Posts Tagged ‘Gone With the Wind’

Let us all give thanks to Peg Conroy. The mother of Southern writer Pat Conroy gave him the gift of reading as a child, a love for books and words and writing.

He pays tribute to her in the first chapter —  and really throughout — his new memoir, My Reading Life, recalling how she introduced him to Gone With the Wind when he was five and living in Atlanta, and took him and his siblings to the downtown Orlando library the year he was 10 and his military pilot father (“The Great Santini’’) was overseas. The Conroys lived in Orlando near their Harper family relatives.

  “To my mother,’’ he writes, “a library was a palace of desire masquerading in a wilderness of books.’’ He credits her and Margaret Mitchell’s epic for his becoming a Southern novelist.

 Readers of Conroy’s novels, including The Prince of Tides and Beach Music, are already familiar with their autobiographical underpinnings and Conroy’s word-drunk prose.  He mines much of the same territory here, but specifically relates how the books he read, and the teachers and mentors who recommended them, shaped his life as a writer.  The resulting stories are eloquent and entertaining, at times humorous, always heartfelt.

   “I take it as an article of faith that the novels I’ve loved will live inside me forever,’’ he proclaims, and goes on to expound on Anna Karenina and The Great Gatsby, the works of Thomas Wolfe and James Dickey, the poetry he reads daily. He writes to explain his own life; he reads to lose himself in the lives of others. “I find myself happiest in the middle of a book in which I forget that I am reading.’’

  People often talk about “gift books’’ for the holidays, thinking of those handsome tomes that look so lovely on the coffee-table. Well and good, but Conroy’s small book, with its celebratory stories of books and book people, reminds us that reading is the real gift. 

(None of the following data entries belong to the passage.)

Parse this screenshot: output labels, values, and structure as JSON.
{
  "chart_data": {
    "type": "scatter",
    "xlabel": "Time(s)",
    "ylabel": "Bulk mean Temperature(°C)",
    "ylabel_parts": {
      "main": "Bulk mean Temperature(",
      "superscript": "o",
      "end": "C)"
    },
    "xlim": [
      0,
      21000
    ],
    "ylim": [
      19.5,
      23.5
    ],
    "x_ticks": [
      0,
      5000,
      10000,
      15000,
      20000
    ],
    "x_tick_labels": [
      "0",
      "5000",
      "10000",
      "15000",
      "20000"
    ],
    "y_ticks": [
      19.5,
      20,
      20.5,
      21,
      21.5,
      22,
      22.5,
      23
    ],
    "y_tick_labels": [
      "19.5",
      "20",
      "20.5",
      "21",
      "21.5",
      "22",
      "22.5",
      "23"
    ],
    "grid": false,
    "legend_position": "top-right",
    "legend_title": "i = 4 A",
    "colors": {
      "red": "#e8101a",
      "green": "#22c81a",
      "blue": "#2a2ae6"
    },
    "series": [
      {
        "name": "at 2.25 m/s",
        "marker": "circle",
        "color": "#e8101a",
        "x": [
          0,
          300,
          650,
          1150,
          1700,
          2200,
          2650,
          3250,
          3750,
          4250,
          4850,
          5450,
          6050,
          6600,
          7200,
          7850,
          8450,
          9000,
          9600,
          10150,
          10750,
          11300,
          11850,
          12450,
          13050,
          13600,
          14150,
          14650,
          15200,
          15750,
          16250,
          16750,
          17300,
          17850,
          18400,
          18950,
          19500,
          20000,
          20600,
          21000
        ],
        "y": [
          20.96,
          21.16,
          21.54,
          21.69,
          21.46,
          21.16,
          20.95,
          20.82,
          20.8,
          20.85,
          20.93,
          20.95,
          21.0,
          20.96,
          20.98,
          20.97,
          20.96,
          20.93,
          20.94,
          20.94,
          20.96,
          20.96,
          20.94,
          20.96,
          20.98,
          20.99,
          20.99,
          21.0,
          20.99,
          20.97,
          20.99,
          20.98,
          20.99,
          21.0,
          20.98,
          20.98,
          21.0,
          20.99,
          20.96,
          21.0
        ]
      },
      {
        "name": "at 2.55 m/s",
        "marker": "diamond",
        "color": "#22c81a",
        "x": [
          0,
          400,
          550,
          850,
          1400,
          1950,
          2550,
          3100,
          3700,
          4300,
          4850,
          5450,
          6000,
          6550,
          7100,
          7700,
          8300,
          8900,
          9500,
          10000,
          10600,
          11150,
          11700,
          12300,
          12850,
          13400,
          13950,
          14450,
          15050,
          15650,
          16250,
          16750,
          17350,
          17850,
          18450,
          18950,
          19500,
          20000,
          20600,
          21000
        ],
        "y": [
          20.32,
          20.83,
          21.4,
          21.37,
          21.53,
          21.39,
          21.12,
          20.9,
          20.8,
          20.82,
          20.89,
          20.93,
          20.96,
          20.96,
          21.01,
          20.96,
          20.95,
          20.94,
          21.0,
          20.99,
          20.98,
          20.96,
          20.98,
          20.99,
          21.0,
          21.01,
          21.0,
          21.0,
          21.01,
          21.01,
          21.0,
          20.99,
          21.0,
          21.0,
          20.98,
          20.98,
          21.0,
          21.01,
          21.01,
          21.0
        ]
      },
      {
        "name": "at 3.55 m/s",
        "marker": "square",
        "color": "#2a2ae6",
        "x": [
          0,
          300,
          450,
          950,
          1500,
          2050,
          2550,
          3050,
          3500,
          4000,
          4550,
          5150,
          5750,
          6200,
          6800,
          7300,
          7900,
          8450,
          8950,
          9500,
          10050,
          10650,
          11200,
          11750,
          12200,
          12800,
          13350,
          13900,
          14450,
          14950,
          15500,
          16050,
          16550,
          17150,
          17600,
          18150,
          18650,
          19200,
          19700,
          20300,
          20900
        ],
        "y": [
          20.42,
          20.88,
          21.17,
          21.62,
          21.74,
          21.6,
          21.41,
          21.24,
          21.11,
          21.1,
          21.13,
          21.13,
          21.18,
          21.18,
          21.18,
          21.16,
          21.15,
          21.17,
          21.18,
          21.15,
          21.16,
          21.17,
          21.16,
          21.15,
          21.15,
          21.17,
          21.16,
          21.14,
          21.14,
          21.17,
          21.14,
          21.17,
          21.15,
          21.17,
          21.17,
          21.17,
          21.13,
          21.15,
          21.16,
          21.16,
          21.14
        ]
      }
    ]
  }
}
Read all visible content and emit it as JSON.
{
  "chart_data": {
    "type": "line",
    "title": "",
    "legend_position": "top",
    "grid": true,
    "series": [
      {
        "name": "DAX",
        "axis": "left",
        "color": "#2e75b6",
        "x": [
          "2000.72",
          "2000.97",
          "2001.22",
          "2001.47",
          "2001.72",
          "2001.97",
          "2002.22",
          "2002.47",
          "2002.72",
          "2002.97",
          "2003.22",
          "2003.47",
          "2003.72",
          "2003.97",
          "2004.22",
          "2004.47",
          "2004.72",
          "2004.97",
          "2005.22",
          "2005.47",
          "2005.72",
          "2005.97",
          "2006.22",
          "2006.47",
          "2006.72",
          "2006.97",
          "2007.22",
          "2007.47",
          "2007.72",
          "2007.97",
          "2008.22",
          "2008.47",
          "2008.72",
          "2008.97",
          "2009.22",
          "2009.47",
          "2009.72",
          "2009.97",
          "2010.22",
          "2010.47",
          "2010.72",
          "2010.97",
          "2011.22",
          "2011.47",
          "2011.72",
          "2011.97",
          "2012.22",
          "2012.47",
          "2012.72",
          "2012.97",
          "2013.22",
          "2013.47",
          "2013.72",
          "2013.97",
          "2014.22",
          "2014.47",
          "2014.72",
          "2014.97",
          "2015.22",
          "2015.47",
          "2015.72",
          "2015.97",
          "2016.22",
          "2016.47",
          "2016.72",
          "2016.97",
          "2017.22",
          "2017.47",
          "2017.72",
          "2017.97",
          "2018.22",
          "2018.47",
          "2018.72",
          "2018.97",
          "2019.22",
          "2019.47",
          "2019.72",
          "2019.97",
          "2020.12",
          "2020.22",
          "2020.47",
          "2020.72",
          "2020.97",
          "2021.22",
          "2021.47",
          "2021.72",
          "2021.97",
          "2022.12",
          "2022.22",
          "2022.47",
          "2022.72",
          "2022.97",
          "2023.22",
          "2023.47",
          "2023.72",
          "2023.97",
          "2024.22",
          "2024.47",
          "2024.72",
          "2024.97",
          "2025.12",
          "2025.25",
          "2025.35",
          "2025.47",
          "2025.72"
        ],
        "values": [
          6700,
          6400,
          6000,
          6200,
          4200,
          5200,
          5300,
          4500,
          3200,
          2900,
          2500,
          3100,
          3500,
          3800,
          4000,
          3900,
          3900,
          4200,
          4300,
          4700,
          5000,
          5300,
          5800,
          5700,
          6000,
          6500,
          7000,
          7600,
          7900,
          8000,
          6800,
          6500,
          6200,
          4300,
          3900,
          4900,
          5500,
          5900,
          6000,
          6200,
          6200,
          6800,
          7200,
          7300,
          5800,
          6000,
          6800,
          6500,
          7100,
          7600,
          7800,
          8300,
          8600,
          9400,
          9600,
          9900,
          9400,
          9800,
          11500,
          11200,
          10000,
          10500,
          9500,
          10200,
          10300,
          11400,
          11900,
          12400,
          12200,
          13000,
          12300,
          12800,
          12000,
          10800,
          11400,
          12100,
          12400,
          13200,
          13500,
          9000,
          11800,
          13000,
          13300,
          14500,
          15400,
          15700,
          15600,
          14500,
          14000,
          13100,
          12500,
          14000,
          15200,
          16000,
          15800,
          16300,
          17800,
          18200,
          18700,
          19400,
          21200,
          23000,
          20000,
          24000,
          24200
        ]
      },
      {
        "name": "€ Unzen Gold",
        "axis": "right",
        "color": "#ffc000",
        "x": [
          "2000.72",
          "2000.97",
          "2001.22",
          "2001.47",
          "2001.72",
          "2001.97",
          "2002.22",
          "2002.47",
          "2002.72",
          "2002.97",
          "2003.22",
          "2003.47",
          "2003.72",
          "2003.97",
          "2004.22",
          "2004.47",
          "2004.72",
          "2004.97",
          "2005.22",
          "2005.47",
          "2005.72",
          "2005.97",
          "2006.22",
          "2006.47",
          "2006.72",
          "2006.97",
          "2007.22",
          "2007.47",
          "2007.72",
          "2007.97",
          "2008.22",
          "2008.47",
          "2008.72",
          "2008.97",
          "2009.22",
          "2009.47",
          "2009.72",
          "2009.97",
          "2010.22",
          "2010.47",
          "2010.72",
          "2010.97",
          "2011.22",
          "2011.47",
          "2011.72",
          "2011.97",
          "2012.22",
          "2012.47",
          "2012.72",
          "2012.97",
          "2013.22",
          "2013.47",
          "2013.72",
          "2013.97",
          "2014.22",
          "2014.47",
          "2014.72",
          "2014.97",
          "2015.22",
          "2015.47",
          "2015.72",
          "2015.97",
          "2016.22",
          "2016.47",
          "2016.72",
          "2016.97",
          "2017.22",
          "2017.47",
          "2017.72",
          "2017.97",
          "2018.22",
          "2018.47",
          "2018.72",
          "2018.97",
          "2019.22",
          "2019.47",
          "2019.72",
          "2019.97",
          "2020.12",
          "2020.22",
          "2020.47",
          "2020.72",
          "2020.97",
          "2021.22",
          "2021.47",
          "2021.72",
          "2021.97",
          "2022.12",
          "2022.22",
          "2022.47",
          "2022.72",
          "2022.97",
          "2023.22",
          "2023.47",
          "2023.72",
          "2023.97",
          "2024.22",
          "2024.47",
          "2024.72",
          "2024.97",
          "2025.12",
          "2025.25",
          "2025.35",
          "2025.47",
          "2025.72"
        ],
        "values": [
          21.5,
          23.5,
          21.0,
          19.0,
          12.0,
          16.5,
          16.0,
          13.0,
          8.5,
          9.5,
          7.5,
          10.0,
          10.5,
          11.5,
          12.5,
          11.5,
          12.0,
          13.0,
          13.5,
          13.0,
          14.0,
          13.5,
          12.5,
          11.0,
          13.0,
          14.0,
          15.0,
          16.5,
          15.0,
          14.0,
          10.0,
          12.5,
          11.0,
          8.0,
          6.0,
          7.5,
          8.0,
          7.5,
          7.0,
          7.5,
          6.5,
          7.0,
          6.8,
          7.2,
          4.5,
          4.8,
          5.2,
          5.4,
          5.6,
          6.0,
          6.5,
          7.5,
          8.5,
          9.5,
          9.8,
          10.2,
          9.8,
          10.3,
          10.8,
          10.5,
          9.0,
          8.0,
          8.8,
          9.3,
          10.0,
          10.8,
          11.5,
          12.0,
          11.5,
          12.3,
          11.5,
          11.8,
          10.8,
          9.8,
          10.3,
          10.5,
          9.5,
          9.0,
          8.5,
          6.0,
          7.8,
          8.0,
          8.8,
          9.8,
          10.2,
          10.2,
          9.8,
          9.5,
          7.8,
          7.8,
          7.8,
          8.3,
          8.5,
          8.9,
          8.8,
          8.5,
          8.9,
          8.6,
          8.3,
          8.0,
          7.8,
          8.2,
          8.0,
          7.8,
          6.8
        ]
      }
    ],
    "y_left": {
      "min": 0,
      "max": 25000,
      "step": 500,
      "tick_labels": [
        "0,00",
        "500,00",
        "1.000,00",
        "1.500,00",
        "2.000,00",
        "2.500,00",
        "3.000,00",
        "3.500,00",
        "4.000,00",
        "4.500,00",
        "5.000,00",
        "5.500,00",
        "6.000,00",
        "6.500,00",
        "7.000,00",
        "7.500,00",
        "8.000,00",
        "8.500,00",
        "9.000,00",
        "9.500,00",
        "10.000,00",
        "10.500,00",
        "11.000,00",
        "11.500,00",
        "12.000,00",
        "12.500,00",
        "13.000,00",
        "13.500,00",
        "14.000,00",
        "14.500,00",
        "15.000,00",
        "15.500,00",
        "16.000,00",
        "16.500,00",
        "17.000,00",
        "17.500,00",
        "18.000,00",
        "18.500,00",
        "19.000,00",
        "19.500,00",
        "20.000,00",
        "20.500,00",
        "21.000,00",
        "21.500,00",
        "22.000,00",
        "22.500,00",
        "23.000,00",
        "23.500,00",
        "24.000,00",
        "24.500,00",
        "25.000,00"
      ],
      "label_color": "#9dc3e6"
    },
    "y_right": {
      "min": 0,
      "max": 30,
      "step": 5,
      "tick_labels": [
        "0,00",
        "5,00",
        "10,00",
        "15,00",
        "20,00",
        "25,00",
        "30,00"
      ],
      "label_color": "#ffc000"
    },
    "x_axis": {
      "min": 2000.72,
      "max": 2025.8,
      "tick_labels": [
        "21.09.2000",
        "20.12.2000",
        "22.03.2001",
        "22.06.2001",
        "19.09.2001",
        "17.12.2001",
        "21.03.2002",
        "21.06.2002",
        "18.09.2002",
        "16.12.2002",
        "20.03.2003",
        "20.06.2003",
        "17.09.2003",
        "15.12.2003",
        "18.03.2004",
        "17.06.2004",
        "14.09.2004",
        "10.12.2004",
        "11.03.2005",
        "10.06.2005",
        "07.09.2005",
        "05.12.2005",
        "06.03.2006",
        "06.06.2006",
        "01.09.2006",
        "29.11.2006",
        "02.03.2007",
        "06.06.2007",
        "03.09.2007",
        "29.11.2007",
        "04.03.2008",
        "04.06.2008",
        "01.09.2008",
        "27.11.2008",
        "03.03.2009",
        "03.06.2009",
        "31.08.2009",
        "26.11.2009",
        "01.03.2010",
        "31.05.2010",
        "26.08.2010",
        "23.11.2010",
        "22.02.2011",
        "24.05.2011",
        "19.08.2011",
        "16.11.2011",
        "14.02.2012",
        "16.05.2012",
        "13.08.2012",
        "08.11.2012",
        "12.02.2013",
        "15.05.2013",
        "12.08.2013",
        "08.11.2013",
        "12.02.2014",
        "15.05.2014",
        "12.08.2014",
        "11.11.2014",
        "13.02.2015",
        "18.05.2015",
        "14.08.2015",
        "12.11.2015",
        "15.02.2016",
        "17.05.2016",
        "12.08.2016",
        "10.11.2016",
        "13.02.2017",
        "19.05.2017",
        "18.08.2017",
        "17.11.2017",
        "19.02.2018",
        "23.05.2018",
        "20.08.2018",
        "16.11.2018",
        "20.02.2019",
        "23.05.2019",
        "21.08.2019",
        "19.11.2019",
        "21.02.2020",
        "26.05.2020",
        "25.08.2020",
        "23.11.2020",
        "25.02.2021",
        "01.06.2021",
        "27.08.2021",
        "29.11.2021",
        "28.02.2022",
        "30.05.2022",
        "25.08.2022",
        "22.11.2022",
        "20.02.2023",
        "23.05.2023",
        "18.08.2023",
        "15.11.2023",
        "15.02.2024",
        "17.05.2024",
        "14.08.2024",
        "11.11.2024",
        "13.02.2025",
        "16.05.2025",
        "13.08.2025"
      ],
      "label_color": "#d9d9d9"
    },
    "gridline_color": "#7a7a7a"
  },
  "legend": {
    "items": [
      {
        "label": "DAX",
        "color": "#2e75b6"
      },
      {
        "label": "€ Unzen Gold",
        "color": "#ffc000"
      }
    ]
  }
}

Open Book: I received an advance readers copy of Pat Conroy’s My Reading Life (Nan Talese/Doubleday) as part of a web promotion.  If you ever get a chance to hear Conroy spin his stories in person, count yourself lucky.  Talking to Pat about books and writing, and listening to him speak at various literary events over the years, are among the highlights of my journalism career.